What are the consequences, and what can we do about it? That’s where our guest comes in.

Dr. Marcus Eriksen is an interesting guy, and as you’ll hear, he’s got some very interesting ideas about how we ought to be approaching the plastic pollution problem. He’s an educator, author, researcher, adventurer and activist, particularly focusing on water-borne plastic pollution.

He came to those roles later in life. A New Orleans native, he joined the Marines straight out of high school and served in the 1991 Persian Gulf War. He returned home disillusioned by that experience, and for a while struggled to find direction and meaning. He decided to journey the full length of the Mississippi River on a homemade raft, earned his Ph.D. in science education and found his passion in environmental justice causes.
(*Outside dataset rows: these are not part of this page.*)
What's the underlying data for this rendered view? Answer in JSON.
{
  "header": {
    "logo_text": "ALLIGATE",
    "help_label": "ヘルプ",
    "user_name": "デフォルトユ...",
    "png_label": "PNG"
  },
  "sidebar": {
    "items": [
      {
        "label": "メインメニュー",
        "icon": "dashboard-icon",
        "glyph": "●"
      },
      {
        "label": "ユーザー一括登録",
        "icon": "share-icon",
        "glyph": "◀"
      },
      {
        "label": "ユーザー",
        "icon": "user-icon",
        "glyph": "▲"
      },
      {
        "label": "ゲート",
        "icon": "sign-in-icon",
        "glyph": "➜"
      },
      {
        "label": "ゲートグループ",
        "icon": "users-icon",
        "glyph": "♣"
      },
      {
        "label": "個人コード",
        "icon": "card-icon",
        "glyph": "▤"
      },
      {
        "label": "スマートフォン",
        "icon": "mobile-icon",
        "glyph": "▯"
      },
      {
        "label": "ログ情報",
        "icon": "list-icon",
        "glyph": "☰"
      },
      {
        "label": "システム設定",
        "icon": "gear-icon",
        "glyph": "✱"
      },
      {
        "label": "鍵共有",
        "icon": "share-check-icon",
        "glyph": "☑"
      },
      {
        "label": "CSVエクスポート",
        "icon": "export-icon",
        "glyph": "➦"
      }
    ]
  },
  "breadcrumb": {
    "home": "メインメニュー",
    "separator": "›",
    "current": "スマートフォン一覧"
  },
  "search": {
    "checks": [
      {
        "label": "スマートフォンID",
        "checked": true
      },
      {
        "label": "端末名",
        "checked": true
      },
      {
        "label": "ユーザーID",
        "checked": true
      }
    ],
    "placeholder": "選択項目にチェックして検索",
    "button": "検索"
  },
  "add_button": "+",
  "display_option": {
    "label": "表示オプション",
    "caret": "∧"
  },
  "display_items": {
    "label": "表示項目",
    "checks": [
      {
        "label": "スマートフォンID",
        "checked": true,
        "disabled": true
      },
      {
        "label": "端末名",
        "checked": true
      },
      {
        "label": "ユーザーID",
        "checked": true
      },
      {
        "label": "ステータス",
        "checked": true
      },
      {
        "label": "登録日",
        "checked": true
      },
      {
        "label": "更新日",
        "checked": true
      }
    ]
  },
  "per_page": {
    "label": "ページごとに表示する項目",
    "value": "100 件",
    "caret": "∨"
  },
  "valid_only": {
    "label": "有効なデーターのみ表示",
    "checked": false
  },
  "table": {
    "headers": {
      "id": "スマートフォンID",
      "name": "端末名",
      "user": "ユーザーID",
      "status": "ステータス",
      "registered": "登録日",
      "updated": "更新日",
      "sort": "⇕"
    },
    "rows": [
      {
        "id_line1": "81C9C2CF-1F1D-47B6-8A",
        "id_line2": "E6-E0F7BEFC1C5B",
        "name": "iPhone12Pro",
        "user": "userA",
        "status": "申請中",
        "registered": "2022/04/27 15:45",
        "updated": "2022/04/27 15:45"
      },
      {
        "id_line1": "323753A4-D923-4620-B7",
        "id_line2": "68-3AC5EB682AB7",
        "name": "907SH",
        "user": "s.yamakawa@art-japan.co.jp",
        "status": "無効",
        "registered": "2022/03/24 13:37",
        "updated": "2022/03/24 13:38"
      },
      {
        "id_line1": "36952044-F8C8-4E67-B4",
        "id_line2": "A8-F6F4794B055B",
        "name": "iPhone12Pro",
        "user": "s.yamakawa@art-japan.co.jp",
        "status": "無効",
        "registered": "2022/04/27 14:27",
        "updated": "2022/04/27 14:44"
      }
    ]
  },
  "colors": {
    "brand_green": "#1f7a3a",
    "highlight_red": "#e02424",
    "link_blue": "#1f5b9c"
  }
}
In 2008, he and a colleague spent 88 days and risked their lives to sail from California to Hawaii on a raft made of an airplane fuselage and 15,000 plastic bottles, to call attention to the plastic pollution problem.

He and his wife, environmentalist Anna Cummins, then co-founded the 5 Gyres Institute to research plastic pollution and seek solutions. A gyre is an ocean current, by the way. The organization’s expeditions have documented plastic pollution in the world’s oceans and in the Great Lakes, where they found significant and previously unknown levels of plastic microbeads, which are used in products like facial scrubs. That discovery helped spur a federal ban on microbeads in personal care products.

Our interview with Dr. Eriksen took place via Skype.